At times, she tells me not to work. My heart sinks whenever I hear that but I have to put a strong front as I do not want her to feel what I'm feeling. So I will tell her that I need to work to provide her with food, milk and diapers. Note that I did not say "toys" here as I heard from Princess's teacher that once a parent told her child that and the child replied that he doesn't want any toys. Therefore I only name the necessities - things that she cannot go without for now, at least. She will then understand; or probably knows that there is no way that I can stop working; and be resigned to the fact that she has to attend school. She will then say, "Later mommy will come" - to pick her up that is.

I've been thinking of what I can do to work lesser hours or work from home but so far there's nothing I can come up with. I know I am very good with my current career and that is the safety net. I also enjoy my work thus making it more difficult for me to try out something new. *sigh*

Anyway, 2nd princess (the one in my tummy) is now 33 wks old. Oh did I mention I fell down at my workplace the other day? Fell down the steps and landed on my knees. I was so shocked, I almost cried. No one was around to assist so I had to get up on my own. Then I went to the washroom to check for bleeding. Luckily there were no bleeding and baby was moving. I realise that for this pregnancy I'm constantly tired. At times, the baby shifts a certain position and I have difficulty walking.

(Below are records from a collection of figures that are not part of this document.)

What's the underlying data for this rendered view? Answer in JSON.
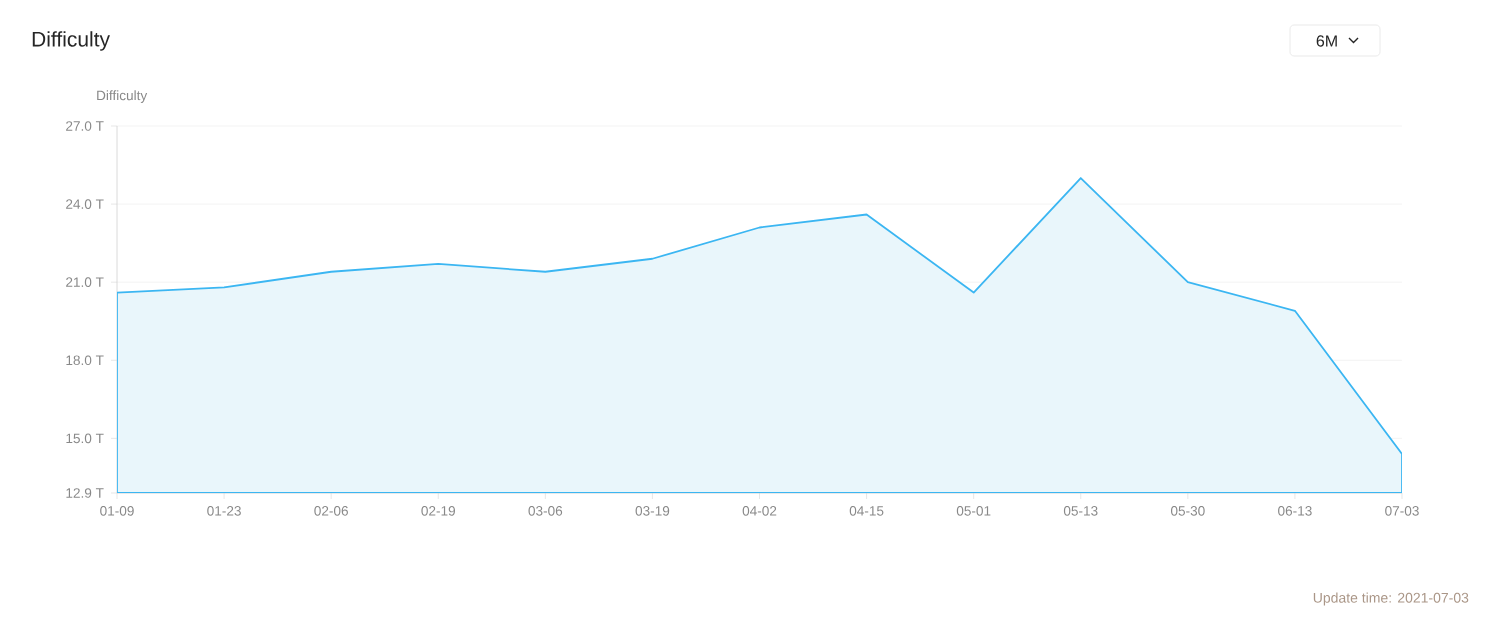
{
  "chart_data": {
    "type": "area",
    "title": "Difficulty",
    "ylabel": "Difficulty",
    "categories": [
      "01-09",
      "01-23",
      "02-06",
      "02-19",
      "03-06",
      "03-19",
      "04-02",
      "04-15",
      "05-01",
      "05-13",
      "05-30",
      "06-13",
      "07-03"
    ],
    "values": [
      20.6,
      20.8,
      21.4,
      21.7,
      21.4,
      21.9,
      23.1,
      23.6,
      20.6,
      25.0,
      21.0,
      19.9,
      14.4
    ],
    "color": "#3bb6f2",
    "ylim": [
      12.9,
      27.0
    ],
    "yticks": [
      {
        "value": 12.9,
        "label": "12.9 T"
      },
      {
        "value": 15.0,
        "label": "15.0 T"
      },
      {
        "value": 18.0,
        "label": "18.0 T"
      },
      {
        "value": 21.0,
        "label": "21.0 T"
      },
      {
        "value": 24.0,
        "label": "24.0 T"
      },
      {
        "value": 27.0,
        "label": "27.0 T"
      }
    ],
    "grid": "y",
    "annotations": [
      "6M",
      "Update time: 2021-07-03"
    ]
  }
}
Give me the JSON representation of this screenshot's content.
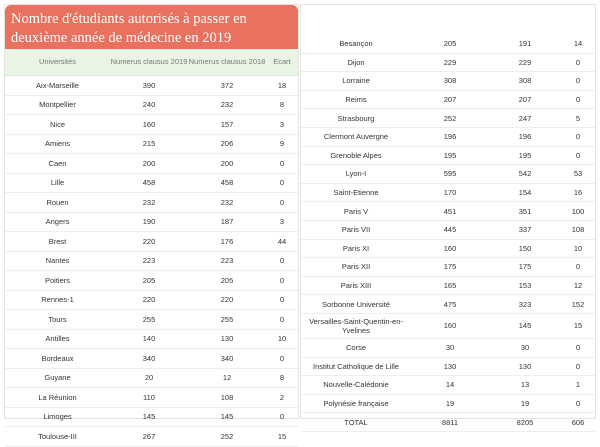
{
  "title": "Nombre d'étudiants autorisés à passer en deuxième année de médecine en 2019",
  "headers": {
    "universites": "Universités",
    "nc2019": "Numerus clausus 2019",
    "nc2018": "Numerus clausus 2018",
    "ecart": "Ecart"
  },
  "left_rows": [
    {
      "u": "Aix-Marseille",
      "a": "390",
      "b": "372",
      "e": "18"
    },
    {
      "u": "Montpellier",
      "a": "240",
      "b": "232",
      "e": "8"
    },
    {
      "u": "Nice",
      "a": "160",
      "b": "157",
      "e": "3"
    },
    {
      "u": "Amiens",
      "a": "215",
      "b": "206",
      "e": "9"
    },
    {
      "u": "Caen",
      "a": "200",
      "b": "200",
      "e": "0"
    },
    {
      "u": "Lille",
      "a": "458",
      "b": "458",
      "e": "0"
    },
    {
      "u": "Rouen",
      "a": "232",
      "b": "232",
      "e": "0"
    },
    {
      "u": "Angers",
      "a": "190",
      "b": "187",
      "e": "3"
    },
    {
      "u": "Brest",
      "a": "220",
      "b": "176",
      "e": "44"
    },
    {
      "u": "Nantes",
      "a": "223",
      "b": "223",
      "e": "0"
    },
    {
      "u": "Poitiers",
      "a": "205",
      "b": "205",
      "e": "0"
    },
    {
      "u": "Rennes-1",
      "a": "220",
      "b": "220",
      "e": "0"
    },
    {
      "u": "Tours",
      "a": "255",
      "b": "255",
      "e": "0"
    },
    {
      "u": "Antilles",
      "a": "140",
      "b": "130",
      "e": "10"
    },
    {
      "u": "Bordeaux",
      "a": "340",
      "b": "340",
      "e": "0"
    },
    {
      "u": "Guyane",
      "a": "20",
      "b": "12",
      "e": "8"
    },
    {
      "u": "La Réunion",
      "a": "110",
      "b": "108",
      "e": "2"
    },
    {
      "u": "Limoges",
      "a": "145",
      "b": "145",
      "e": "0"
    },
    {
      "u": "Toulouse-III",
      "a": "267",
      "b": "252",
      "e": "15"
    }
  ],
  "right_rows": [
    {
      "u": "Besançon",
      "a": "205",
      "b": "191",
      "e": "14"
    },
    {
      "u": "Dijon",
      "a": "229",
      "b": "229",
      "e": "0"
    },
    {
      "u": "Lorraine",
      "a": "308",
      "b": "308",
      "e": "0"
    },
    {
      "u": "Reims",
      "a": "207",
      "b": "207",
      "e": "0"
    },
    {
      "u": "Strasbourg",
      "a": "252",
      "b": "247",
      "e": "5"
    },
    {
      "u": "Clermont Auvergne",
      "a": "196",
      "b": "196",
      "e": "0"
    },
    {
      "u": "Grenoble Alpes",
      "a": "195",
      "b": "195",
      "e": "0"
    },
    {
      "u": "Lyon-I",
      "a": "595",
      "b": "542",
      "e": "53"
    },
    {
      "u": "Saint-Etienne",
      "a": "170",
      "b": "154",
      "e": "16"
    },
    {
      "u": "Paris V",
      "a": "451",
      "b": "351",
      "e": "100"
    },
    {
      "u": "Paris VII",
      "a": "445",
      "b": "337",
      "e": "108"
    },
    {
      "u": "Paris XI",
      "a": "160",
      "b": "150",
      "e": "10"
    },
    {
      "u": "Paris XII",
      "a": "175",
      "b": "175",
      "e": "0"
    },
    {
      "u": "Paris XIII",
      "a": "165",
      "b": "153",
      "e": "12"
    },
    {
      "u": "Sorbonne Université",
      "a": "475",
      "b": "323",
      "e": "152"
    },
    {
      "u": "Versailles-Saint-Quentin-en-Yvelines",
      "a": "160",
      "b": "145",
      "e": "15"
    },
    {
      "u": "Corse",
      "a": "30",
      "b": "30",
      "e": "0"
    },
    {
      "u": "Institut Catholique de Lille",
      "a": "130",
      "b": "130",
      "e": "0"
    },
    {
      "u": "Nouvelle-Calédonie",
      "a": "14",
      "b": "13",
      "e": "1"
    },
    {
      "u": "Polynésie française",
      "a": "19",
      "b": "19",
      "e": "0"
    },
    {
      "u": "TOTAL",
      "a": "8811",
      "b": "8205",
      "e": "606"
    }
  ]
}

I'm pregnant with my 2nd baby but this is my fourth pregnancy due to 2 miscarriages. Well, I'll share that story another day.

I'm seeing my gynae next week so I will have to check with her whether this is normal. Need her to check whether I might have an early delivery with this one. I certainly hope not although friends have been saying that I look ready to burst.

Well, we'll see what gynae has to say.